Background and Objectives
There is growing interest in health-related quality of life (HRQOL) as a comprehensive view of the patient’s well-being, guiding concept for the treating clinician, and therapeutic trial outcome measure for patients with Parkinson disease (PwPD). The key determinants of HRQOL have not been investigated in large populations of PwPD. Our objective was to evaluate correlates of HRQOL in a large, online cohort of PwPD.
As part of an ongoing online cohort study, we performed a cross-sectional analysis at enrollment of 23,058 PwPD. We conducted univariate and stepwise multivariate linear regression analyses of HRQOL as measured by the EQ-5D-5L tool. In addition, we performed an interaction analysis to evaluate heterogeneity of the effect of motor symptoms on HRQOL and Spearman correlation analysis to evaluate the association of nonmotor symptoms with HRQOL.

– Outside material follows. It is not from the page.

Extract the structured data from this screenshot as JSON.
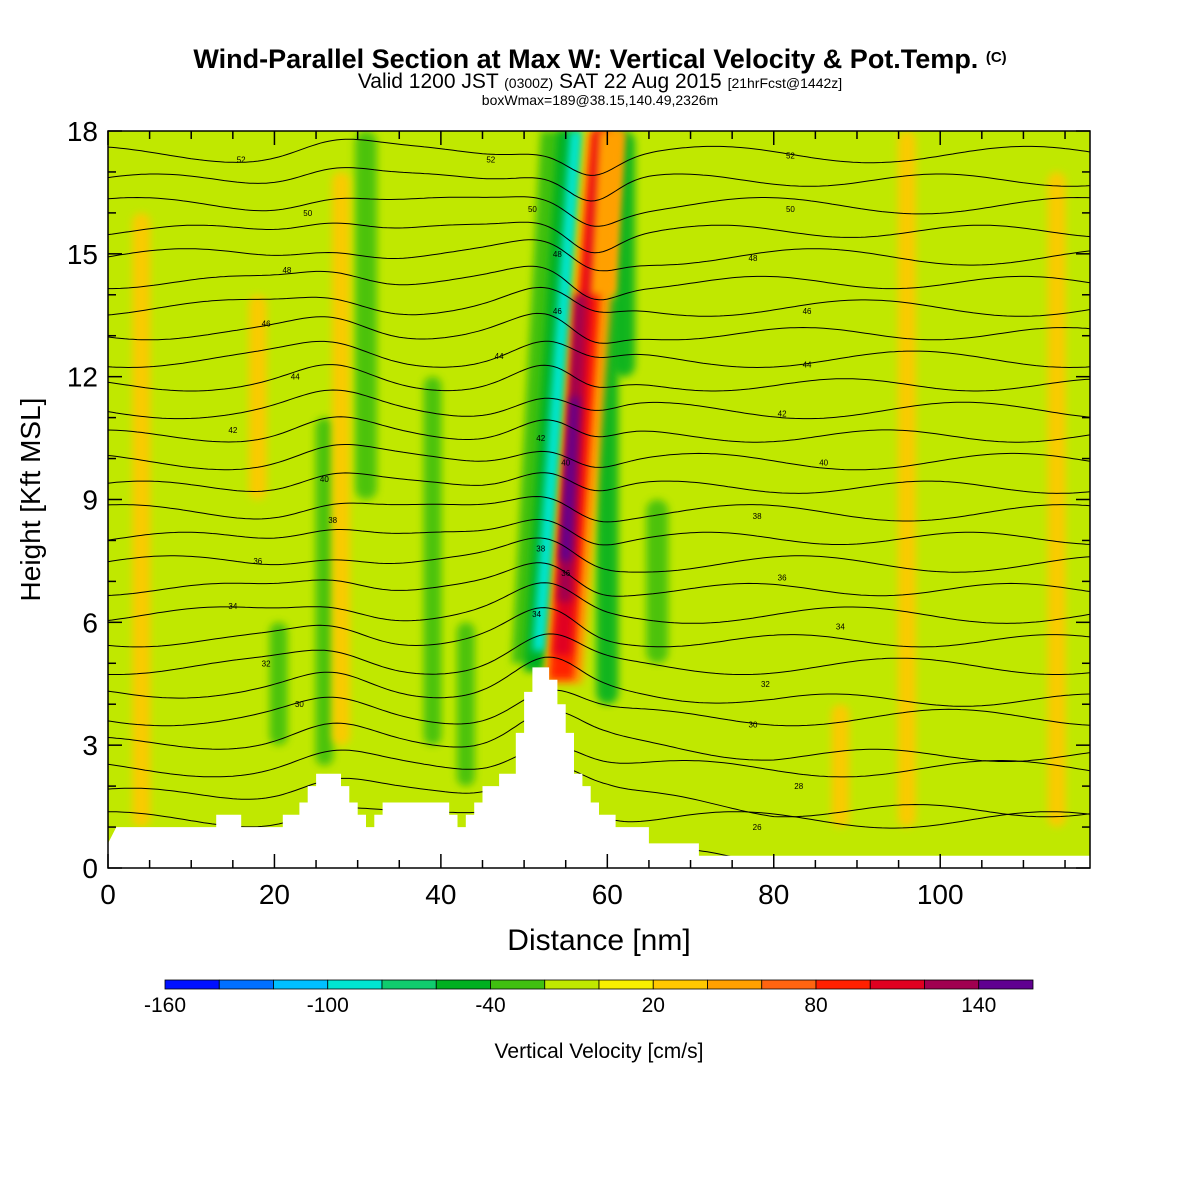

In the multivariate linear regression model, participants with moderate or severe depression, more severe motor symptoms, and a higher burden of medical comorbidities had the most substantially decreased HRQOL as measured by the EQ index (β –0.11, –0.18, –0.02, –0.01, respectively; p < 0.001 for all). An interaction analysis showed that more severe motor symptoms had a higher effect on individuals with female sex, lower educational level, lower income, more severe depression, or more severe cognitive impairment (p ≤ 0.01 for interaction terms). Neuropsychiatric symptoms and falls had the most negative associations with HRQOL ( –0.31 to 0.37; p < 0.0001).
Potentially treatable motor and nonmotor symptoms, particularly neuropsychiatric symptoms, account for a large amount of the variation in HRQOL in PwPD. Motor symptoms may have differential effects on HRQOL in different demographic and clinical subpopulations, highlighting important areas for future health disparities research. Our findings provide targets for clinician intervention and future research on symptom management to optimize HRQOL in PD.
Classification of Evidence
This study provides Class II evidence that motor and neuropsychiatric symptoms are associated with HRQOL in PwPD.